La decían los romanos con una claridad atlética.
Citius, Altius, Fortius. El deporte está en nuestras vidas desde que nacemos. El deporte sirve de aliciente, de superación, de pretexto para conseguir el ligue adolescente y se ha convertido en negocio. Cuando a esta noble actividad se anteponen los intereses comerciales, las personas pintan menos que un cero a la izquierda. Se convierten en cifras y máquinas utilizadas con un propósito económico. Son un pura sangre que, carrera tras carrera, van perdiendo facultades; todoterrenos de lujo que sólo pasan por el taller para tunear su chapa.
“La verdad duele” se adentra en la negrura de este mundo convertido en mina de suicidios. Basada en un hecho real, no se escapa de la moralina peliculera puesta en la figura de Will Smith, un actor que no es amante de la polémica. El papel como profesor afroamericano no alcanza su mejor registro dentro de un drama ligero; claro que después de
“After-Earth”, cualquier cosa es buena.
Su figura resulta más blandengue que convincente. La elección de Will Smith (antiguo Príncipe de Bel-Air) busca el gancho comercial que reúna a toda la familia frente a las palomitas.
Si el tratamiento de la mano sucia negra del deporte “de élite” resulta interesante en la pantalla,
“La verdad duele” no da con la forma adecuada de exponerlo.

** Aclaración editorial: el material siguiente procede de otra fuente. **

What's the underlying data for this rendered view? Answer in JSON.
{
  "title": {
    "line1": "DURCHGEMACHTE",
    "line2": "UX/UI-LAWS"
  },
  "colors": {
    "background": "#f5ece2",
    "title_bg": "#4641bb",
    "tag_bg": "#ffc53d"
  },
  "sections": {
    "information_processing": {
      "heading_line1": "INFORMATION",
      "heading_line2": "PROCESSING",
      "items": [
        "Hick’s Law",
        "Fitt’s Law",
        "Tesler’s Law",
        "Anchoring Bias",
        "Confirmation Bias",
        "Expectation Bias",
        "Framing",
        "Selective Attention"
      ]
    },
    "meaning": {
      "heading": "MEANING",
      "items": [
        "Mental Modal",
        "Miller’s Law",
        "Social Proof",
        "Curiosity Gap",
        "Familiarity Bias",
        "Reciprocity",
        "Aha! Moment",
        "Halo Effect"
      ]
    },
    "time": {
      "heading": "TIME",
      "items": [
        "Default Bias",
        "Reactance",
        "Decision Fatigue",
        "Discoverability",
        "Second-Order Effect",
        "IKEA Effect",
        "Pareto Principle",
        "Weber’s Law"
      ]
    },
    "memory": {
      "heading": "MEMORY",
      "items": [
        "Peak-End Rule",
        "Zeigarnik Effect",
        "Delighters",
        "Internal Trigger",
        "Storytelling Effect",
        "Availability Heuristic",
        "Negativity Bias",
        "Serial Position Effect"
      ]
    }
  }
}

El fútbol americano sobrepasa los límites del deporte, llevando al jugador, víctima de su dureza convertida en circo, al colapso cerebral con mucho dinero en juego. El artículo del Doctor Bennet Omalu,
“Encefalopatía traumática crónica en un jugador de la Liga Nacional de Fútbol”, (2005) revolucionó la medicina aplicada a este deporte y alertó a quienes lo miran como una cifra billonaria. El descubrimiento de la
encefalopatía traumática crónica, daña al patriotismo que despierta este deporte, ataca sin miramientos a quienes lo disfrazan de fiesta nacional dominguera.